The project is still in its preliminary design phase and is being planned in conjunction with the Alabama Department of Transportation. A public hearing on the project is scheduled for Tuesday, October 1, at 7 p.m. at Bessemer City Hall, 1700 Third Avenue North. The public hearing will be held during the Bessemer City Council meeting.
Renderings of the proposed bridge are also available in the lobby of the City Hall.
Bessemer was recently awarded federal Transportation Alternative Program, or TAP, grant funds through the state to construct the bridge. The grant funds will pay for 80 percent of the anticipated $1.2 million cost of the project. The remaining monies will come from the city.
Construction on the bridge is slated for the latter half of 2020.

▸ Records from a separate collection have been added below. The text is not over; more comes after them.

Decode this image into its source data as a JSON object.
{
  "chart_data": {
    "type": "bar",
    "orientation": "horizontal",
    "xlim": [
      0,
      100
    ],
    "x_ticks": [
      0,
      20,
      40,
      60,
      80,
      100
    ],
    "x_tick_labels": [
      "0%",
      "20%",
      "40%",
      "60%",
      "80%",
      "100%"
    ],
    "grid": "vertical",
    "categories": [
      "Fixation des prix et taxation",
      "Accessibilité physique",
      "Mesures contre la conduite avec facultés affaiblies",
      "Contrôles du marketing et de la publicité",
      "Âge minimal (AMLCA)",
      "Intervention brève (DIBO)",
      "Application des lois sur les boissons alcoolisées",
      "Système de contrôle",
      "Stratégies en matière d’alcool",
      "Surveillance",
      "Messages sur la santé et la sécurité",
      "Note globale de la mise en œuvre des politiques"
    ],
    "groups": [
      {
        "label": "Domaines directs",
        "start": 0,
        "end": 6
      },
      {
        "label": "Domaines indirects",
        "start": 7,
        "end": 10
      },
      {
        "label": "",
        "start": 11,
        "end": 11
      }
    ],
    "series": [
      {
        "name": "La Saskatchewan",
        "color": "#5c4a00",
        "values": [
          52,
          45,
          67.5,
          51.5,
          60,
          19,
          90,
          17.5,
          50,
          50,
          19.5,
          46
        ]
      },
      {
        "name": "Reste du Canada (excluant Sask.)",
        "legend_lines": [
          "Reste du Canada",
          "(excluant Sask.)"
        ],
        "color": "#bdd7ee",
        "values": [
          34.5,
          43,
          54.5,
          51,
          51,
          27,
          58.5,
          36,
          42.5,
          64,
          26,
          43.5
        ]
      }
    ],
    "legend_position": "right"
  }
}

Mayor Kenneth Gulley said the pedestrian bridge will allow residents who use the city’s recreation center to access the city’s burgeoning rail-trail.
“We want our residents to safely be able to go from the Recreation Center to the trail without having to navigate the traffic on the busy highway,” Gulley said.
Gulley said Bessemer is becoming a healthier city by offering residents access to amenities such as trails and recreational opportunities.
Bessemer’s Rail-Trail opened in April 2018 and sits on what once was an elevated railroad line known as the Atlantic Coast Line Railroad that ran parallel to Highway 150, or 14th Street South. The line was in operation from 1946 to 1988 when it was abandoned. CSX Railroad donated the property to the city.
A combination of federal and local funding is paying for construction of the trail, which is being completed in phases. A second phase will start later this year and will include the construction of a trail bridge over Berkley Avenue. The Community Foundation of Greater Birmingham has contributed $50,000 towards the second phase of the project.
City leaders envision the trail stretching from the city’s Historic Downtown to Lakeshore Drive, where it can connect in the future to the trails in Red Mountain Park as part of the Red Rock Ridge and Valley Trails System.
The $15 million Bessemer recreation center opened in September 2016 at Roosevelt Park and now boasts a membership of more than 5,000 patrons.